Мало-помалу, даже не видя ее, он пришел к какой-то степени понимания. Ему хотелось представлять ее существом, отданным ему в опеку, словно она была сирота, оставшаяся без родителей. Но он остро чувствовал и некий запрет, преграждавший ему доступ к ней, препятствующий благоприятному исходу. Она могла отвергнуть его. А кроме того, он ее боялся.
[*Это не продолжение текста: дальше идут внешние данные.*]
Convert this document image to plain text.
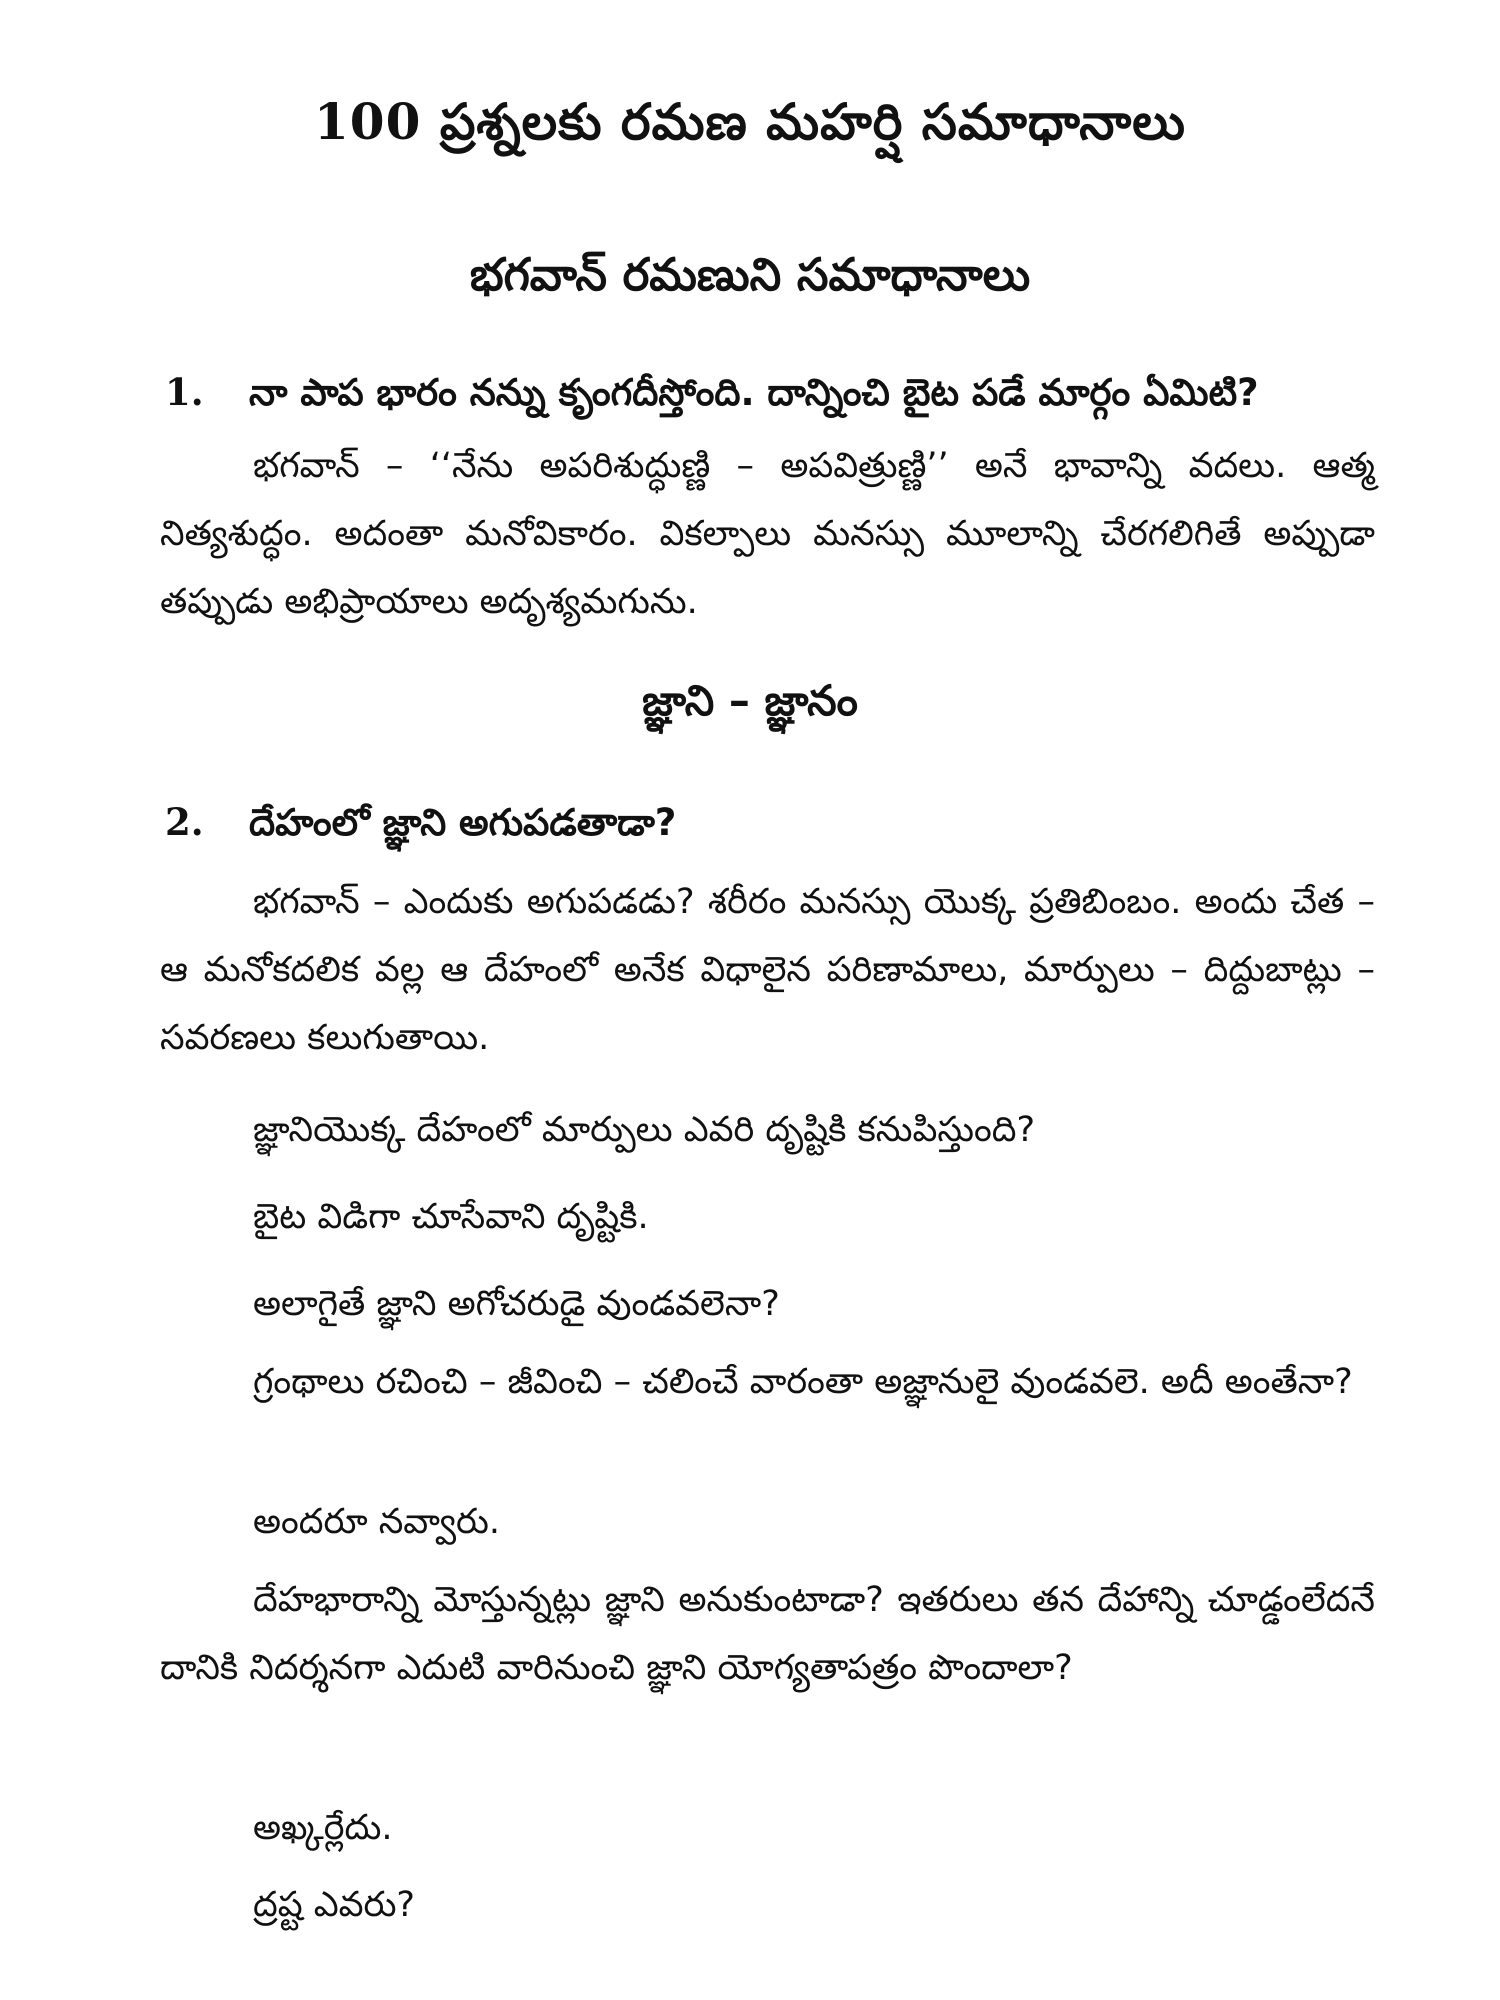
100 ప్రశ్నలకు రమణ మహర్షి సమాధానాలు
భగవాన్ రమణుని సమాధానాలు
1. నా పాప భారం నన్ను కృంగదీస్తోంది. దాన్నించి బైట పడే మార్గం ఏమిటి?
భగవాన్ – ‘‘నేను అపరిశుద్ధుణ్ణి – అపవిత్రుణ్ణి’’ అనే భావాన్ని వదలు. ఆత్మ నిత్యశుద్ధం. అదంతా మనోవికారం. వికల్పాలు మనస్సు మూలాన్ని చేరగలిగితే అప్పుడా తప్పుడు అభిప్రాయాలు అదృశ్యమగును.
జ్ఞాని – జ్ఞానం
2. దేహంలో జ్ఞాని అగుపడతాడా?
భగవాన్ – ఎందుకు అగుపడడు? శరీరం మనస్సు యొక్క ప్రతిబింబం. అందు చేత – ఆ మనోకదలిక వల్ల ఆ దేహంలో అనేక విధాలైన పరిణామాలు, మార్పులు – దిద్దుబాట్లు – సవరణలు కలుగుతాయి.
జ్ఞానియొక్క దేహంలో మార్పులు ఎవరి దృష్టికి కనుపిస్తుంది?
బైట విడిగా చూసేవాని దృష్టికి.
అలాగైతే జ్ఞాని అగోచరుడై వుండవలెనా?
గ్రంథాలు రచించి – జీవించి – చలించే వారంతా అజ్ఞానులై వుండవలె. అదీ అంతేనా?
అందరూ నవ్వారు.
దేహభారాన్ని మోస్తున్నట్లు జ్ఞాని అనుకుంటాడా? ఇతరులు తన దేహాన్ని చూడ్డంలేదనే దానికి నిదర్శనగా ఎదుటి వారినుంచి జ్ఞాని యోగ్యతాపత్రం పొందాలా?
అఖ్కర్లేదు.
ద్రష్ట ఎవరు?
Но долгими февральскими ночами, когда овцы ягнились, он, выглядывая из-под навеса, видел яркие звезды и понимал, что не принадлежит себе, что должен признать себя лишь осколком и частицей, незавершенной и подчиненной деталью. Звезды плыли в темном небосводе — сонмы звезд в бесконечном своем круженье. А он сидел под ними — маленький, покорный великому миропорядку.
Если ее не будет рядом, он превратится в ничто. Ему приходилось трудно. Но несмотря на ее упорное, не раз выказываемое безразличие, когда он то и дело видел, что не существует в ее глазах, когда, впадая в ярость, пробовал бежать от нее, говоря себе, что и сам не лыком шит, мужчина же он, в конце концов, и может выдержать и одиночество, теперь, под усыпанным мириадами звезд небосклоном, он смирил свою гордыню, вынужденный признать, что без нее он ничто, и согласиться с этим.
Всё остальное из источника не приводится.